The earthquake: the dead, the missing, the injured. Those without water, food, or shelter. The villages decimated, temples destroyed, aid not getting in fast enough. The corruption, the lack of coordination, the helpless feeling when you care and you live halfway around the world.

Prayer flags, from the Cascades to the Himalayas
Yes, there are stories of resilience. A generous people coming together to give whatever they have to those worse off than they. First responders offering tents, food, and water. People raising money and sending what they can to those who have sheltered them, cared for them, guided them, shared their lives. Students collecting tents and tarps and funds, wishing they could do more.
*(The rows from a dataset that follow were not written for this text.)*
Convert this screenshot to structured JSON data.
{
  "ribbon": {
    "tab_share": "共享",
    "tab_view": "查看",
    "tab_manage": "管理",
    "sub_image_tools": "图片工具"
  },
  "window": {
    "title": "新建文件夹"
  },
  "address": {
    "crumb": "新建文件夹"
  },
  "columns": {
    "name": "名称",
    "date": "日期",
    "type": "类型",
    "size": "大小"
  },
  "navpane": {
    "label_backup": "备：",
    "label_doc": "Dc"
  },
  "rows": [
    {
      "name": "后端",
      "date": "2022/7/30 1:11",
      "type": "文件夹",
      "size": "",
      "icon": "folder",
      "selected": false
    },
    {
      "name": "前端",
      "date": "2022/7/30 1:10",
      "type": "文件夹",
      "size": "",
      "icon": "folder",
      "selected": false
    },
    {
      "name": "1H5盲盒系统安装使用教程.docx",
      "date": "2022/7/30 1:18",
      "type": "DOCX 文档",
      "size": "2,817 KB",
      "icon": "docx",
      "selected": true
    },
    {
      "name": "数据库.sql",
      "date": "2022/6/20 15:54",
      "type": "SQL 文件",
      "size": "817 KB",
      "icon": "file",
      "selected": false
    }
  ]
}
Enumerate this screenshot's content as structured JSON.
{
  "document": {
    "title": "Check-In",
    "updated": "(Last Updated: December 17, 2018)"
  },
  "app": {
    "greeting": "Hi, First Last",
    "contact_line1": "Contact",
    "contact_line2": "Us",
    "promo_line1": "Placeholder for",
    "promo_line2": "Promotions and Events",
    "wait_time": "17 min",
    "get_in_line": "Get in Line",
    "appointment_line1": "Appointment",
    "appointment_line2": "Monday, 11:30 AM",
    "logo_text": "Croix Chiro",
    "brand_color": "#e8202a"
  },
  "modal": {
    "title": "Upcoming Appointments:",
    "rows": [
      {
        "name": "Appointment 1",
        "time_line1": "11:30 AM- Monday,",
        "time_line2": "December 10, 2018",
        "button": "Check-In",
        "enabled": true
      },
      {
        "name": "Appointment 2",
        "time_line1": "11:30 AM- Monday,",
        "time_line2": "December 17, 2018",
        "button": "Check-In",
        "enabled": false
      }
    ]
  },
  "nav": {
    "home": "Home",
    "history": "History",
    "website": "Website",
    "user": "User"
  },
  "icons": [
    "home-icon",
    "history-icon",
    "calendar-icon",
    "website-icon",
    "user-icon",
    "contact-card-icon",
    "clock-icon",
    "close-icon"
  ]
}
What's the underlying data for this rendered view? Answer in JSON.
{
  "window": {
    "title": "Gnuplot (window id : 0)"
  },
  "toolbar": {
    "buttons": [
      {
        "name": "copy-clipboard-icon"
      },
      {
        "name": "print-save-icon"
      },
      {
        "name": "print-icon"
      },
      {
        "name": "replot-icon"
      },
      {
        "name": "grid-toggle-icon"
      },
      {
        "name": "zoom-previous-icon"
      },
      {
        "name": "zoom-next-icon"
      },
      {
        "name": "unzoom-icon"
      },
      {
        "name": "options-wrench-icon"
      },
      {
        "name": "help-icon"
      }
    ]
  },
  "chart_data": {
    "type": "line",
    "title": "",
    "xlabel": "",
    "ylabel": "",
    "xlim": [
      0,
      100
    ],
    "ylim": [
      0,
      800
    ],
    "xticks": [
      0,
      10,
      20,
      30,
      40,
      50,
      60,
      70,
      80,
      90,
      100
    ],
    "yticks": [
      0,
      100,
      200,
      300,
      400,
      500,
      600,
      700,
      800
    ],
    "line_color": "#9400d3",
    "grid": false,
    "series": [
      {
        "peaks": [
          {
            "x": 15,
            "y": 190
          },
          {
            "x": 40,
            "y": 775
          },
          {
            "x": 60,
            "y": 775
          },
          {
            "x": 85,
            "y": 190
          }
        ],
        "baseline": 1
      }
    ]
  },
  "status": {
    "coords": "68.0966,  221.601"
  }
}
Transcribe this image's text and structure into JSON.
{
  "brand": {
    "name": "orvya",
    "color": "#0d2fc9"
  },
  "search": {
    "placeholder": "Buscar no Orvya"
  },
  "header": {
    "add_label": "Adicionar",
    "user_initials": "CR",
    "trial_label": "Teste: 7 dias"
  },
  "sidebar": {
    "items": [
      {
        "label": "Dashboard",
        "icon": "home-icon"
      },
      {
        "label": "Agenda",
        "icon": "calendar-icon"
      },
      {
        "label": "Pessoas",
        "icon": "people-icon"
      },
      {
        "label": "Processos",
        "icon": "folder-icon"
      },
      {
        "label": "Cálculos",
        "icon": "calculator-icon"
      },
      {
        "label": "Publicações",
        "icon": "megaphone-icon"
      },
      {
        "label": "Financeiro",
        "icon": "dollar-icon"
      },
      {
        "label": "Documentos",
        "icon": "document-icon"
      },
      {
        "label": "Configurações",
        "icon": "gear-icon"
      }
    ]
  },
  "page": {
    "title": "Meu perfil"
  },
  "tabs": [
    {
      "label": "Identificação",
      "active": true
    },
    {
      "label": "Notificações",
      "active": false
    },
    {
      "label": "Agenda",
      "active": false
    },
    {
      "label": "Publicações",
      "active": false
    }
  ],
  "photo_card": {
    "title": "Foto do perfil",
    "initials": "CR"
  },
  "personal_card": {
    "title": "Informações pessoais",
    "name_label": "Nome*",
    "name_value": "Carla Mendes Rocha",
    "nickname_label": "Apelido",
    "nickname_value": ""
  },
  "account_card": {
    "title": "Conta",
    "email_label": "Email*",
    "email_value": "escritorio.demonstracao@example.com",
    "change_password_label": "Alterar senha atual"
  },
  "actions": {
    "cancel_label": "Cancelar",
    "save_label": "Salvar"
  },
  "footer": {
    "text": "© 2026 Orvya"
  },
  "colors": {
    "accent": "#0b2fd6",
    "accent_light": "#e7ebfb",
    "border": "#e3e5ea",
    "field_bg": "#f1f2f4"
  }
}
I have never been to Nepal, and yet this tragedy touches me deeply. Maybe it’s because since I fell in love with the Andes, I feel an affinity to mountain people everywhere. Maybe it’s because I am scheduled to travel there this summer for the first time and that trip is understandably on hold for now. Maybe it’s all the people I know whose hearts and lives have become intertwined with the Nepali through time spent among them. Maybe it’s because two young travelers from Seattle are still missing and it makes me think about their parents and all the parents who send their children on the kinds of programs I lead.

My group that joined the Crooked Trails hike to benefit the Nepali villages they work in
This event and its aftermath also make me painfully aware of the inequities and injustices in our world. A world in which people can pay hundreds of thousands of dollars to climb a mountain in places where citizens are living on less than one dollar a day. Where high school students can pay thousands of dollars to travel for personal growth and educational development. A world that includes governments who don’t enforce building codes so structures collapse when natural disaster hits. I am painfully aware that I am among the privileged, that I can travel and learn from others and my life is richer for it. I only hope I give back in some meaningful way, and that I help instill compassion in the students with whom I work.
The decision I made at some point, to share my heart with those I meet, means that even when I don’t know people in some remote place on our precious planet, I hurt with them. This hurt inspires action: on the individual level, I will get involved with groups who are giving direct aid; on the professional level I will be sure to teach always from a place of compassion; and on a global level I will ponder what we need to do to promote justice and peace in the world.